Я подошел к шкафу, вытащил первую попавшуюся стопку историй болезни и демонстративно положил на свой стол. Рутина — порой лучшее лекарство от тяжелых мыслей. Она не требует эмоций, только концентрации.
Фролов и Величко вздрогнули от моего тона, посмотрели на меня, потом друг на друга. Поколебавшись пару секунд, они нехотя последовали моему примеру, тоже взявшись за дела. Жизнь в отделении продолжалась, и ей было совершенно наплевать, с Борисовой она будет или без.
Я открыл первую карту, погружаясь в сухой, безэмоциональный мир цифр и фактов. Анализы, назначения, динамика, план лечения… Только эта работа имела сейчас хоть какой-то реальный, неоспоримый смысл.

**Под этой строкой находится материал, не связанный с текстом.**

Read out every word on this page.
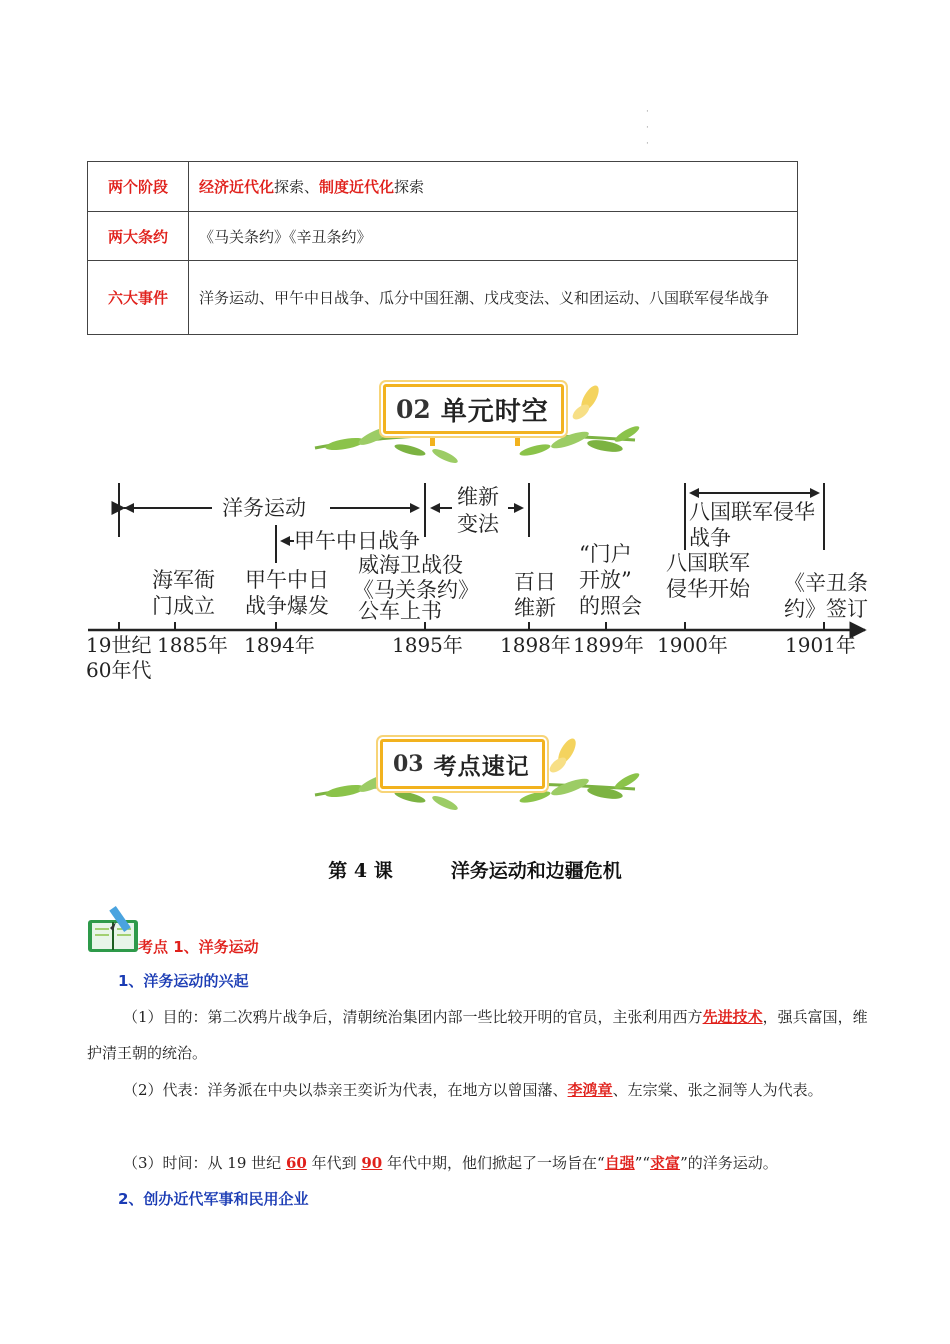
·
·
·
两个阶段	经济近代化探索、制度近代化探索
两大条约	《马关条约》《辛丑条约》
六大事件	洋务运动、甲午中日战争、瓜分中国狂潮、戊戌变法、义和团运动、八国联军侵华战争
02 单元时空
洋务运动
甲午中日战争
维新
变法	八国联军侵华
战争
海军衙
门成立
甲午中日
战争爆发
威海卫战役
《马关条约》
公车上书
百日
维新
“门户
开放”
的照会
八国联军
侵华开始 《辛丑条
约》签订
19世纪
60年代
1885年 1894年	1895年 1898年 1899年 1900年	1901年
03 考点速记
第 4 课	洋务运动和边疆危机
考点 1、洋务运动
1、洋务运动的兴起
（1）目的：第二次鸦片战争后，清朝统治集团内部一些比较开明的官员，主张利用西方先进技术，强兵富国，维护清王朝的统治。
（2）代表：洋务派在中央以恭亲王奕䜣为代表，在地方以曾国藩、李鸿章、左宗棠、张之洞等人为代表。
（3）时间：从 19 世纪 60 年代到 90 年代中期，他们掀起了一场旨在“自强”“求富”的洋务运动。
2、创办近代军事和民用企业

До конца моего странного, похожего на марафон, рабочего дня оставалось еще несколько часов, и я полностью ушел в работу, стараясь не думать ни о кадровых перестановках, ни о будущем Алины Борисовой.
К обеду я чувствовал себя выжатым, но удовлетворенным. Я просмотрел всех пациентов, оставленных мне «на хозяйство», скорректировал назначения и подготовил отчеты для утренней пятиминутки.
Я шел по больничному коридору, направляясь в неврологию. В руках у меня была папка с результатами анализов и скорректированным планом лечения пациентки Антоновой. Рутина, необходимая бумажная работа, которая следовала за любой, даже самой громкой победой.
На душе было на удивление спокойно. Я сделал то, что должен был, а остальное — уже просто формальности.
Когда я сворачивал в боковой коридор, из-за угла, словно тень, шагнула знакомая фигура. Корнелий Фомич Мышкин. Судя по тому, как он появился, он не просто проходил мимо. Он меня ждал.
— Илья. Минутку вашего времени.
Его голос, как всегда, был ровным и лишенным эмоций, но то, что он назвал меня по имени, а не фамилии, было своего рода знаком.
Я остановился. Чего ему еще от меня надо? Казалось бы, дело Борисовой — его прямая обязанность, ко мне тут вопросов быть не должно.
Мышкин огляделся по пустынному коридору и едва заметно кивнул на дверь ближайшего кабинета для осмотров. Мол, не здесь.
Мы зашли внутрь. Он плотно прикрыл за собой дверь, отрезая нас от остального мира. Воздух в маленьком помещении сразу стал тяжелым и густым.
— Красиво ты эту девчонку, Борисову, — он не стал ходить вокруг да около, сразу переходя на «ты». — Чисто. Без лишнего шума.
Я пожал плечами. Звучало так, будто я спланировал какую-то изощренную интригу.
— У меня не было цели ее топить. Просто спасал пациента.
Мышкин изучающе посмотрел на меня, его глаза-буравчики, казалось, пытались заглянуть мне прямо в душу.
— Не любишь пафосных речей? Правильно. Лишние слова только мешают.
Он неторопливым, отточенным движением достал из внутреннего кармана пиджака плоский серебряный портсигар. Открыл его с глухим, дорогим щелчком. Внутри ровными рядами лежали тонкие, аккуратные сигареты.
Мышкин кончиками пальцев извлек одну, но закуривать не стал. Просто вертел ее между пальцев, и серебряная инкрустация на крышке портсигара на мгновение поймала тусклый свет лампы.